Year of compilation: 2001
In the summer, the cliffs hold seven species of cliff-nesting seabirds: Double-crested Cormorants, Great Cormorants (a new nester), Great Black-backed Gulls, Herring Gulls, Black-legged Kittiwakes, Black Guillemots and Razorbills. Most numerous are the Black-legged Kittiwake. In 1989, the year of the most recent survey, 4492 pairs of kittiwake occupied the cliffs of Cap d’ Espoir, representing about 2% of the western Atlantic population. If a five-year average of the most recent counts is calculated (in this case including surveys as early as 1974), then the average of 2249 pairs represents just under 1% of the, generally increasing, western Atlantic population.
In spring migration, up to 5000 Common Murres have been seen, as have hundreds of scoters (all three species) and eiders which flock together off the point. The site is also frequented regularly by individual Peregrine Falcons and Short-eared Owls in the spring.
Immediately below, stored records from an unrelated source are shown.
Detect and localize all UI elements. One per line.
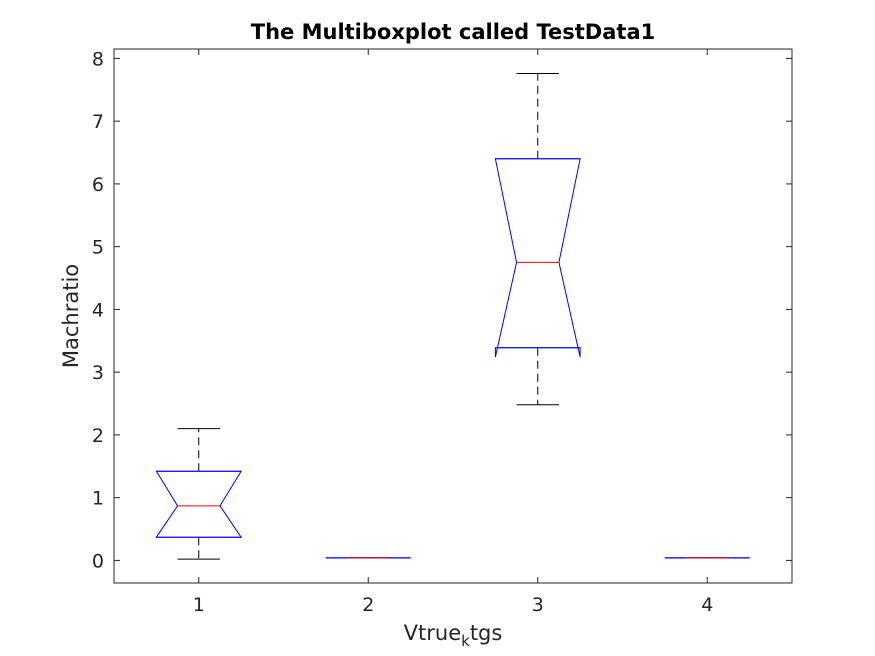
box-body — [155, 470, 243, 538]
box-1 — [155, 428, 243, 560]
x-tick-label: 1 — [193, 594, 205, 616]
y-tick-label: 7 — [92, 111, 104, 133]
y-tick-label: 4 — [92, 299, 104, 321]
box-body — [494, 158, 581, 358]
x-axis-label: Vtruektgs — [404, 621, 503, 650]
y-tick-label: 1 — [92, 488, 104, 510]
y-tick-label: 3 — [92, 362, 104, 384]
x-tick-label: 3 — [532, 594, 544, 616]
box-3 — [494, 72, 581, 406]
x-axis-label-suffix: tgs — [470, 621, 503, 645]
y-tick-label: 0 — [92, 550, 104, 572]
y-tick-label: 2 — [92, 425, 104, 447]
boxes-group — [155, 72, 750, 560]
axes-frame — [113, 48, 793, 584]
x-axis-label-main: Vtrue — [404, 621, 461, 645]
y-tick-label: 8 — [92, 48, 104, 70]
x-axis-label-subscript: k — [461, 632, 470, 650]
x-tick-label: 2 — [362, 594, 374, 616]
y-axis-label: Machratio — [59, 264, 83, 368]
axis-ticks: 0 1 2 3 4 5 6 7 8 1 2 3 4 — [92, 48, 792, 616]
y-tick-label: 5 — [92, 237, 104, 259]
chart-title: The Multiboxplot called TestData1 — [251, 20, 655, 44]
x-tick-label: 4 — [701, 594, 713, 616]
y-tick-label: 6 — [92, 174, 104, 196]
Both species are listed by the Committee on the Status of Endangered Wildlife in Canada, as threatened and vulnerable respectively.
This site is part of the Baie des Chaleurs Zone d’ Intervention Prioritaire (Priority Intervention Area), and World Wildlife Fund and the UQCN (Quebec Union for the Conservation of Nature) recognised that this site had conservation interest by designating it a Natural Site Without Legal Status.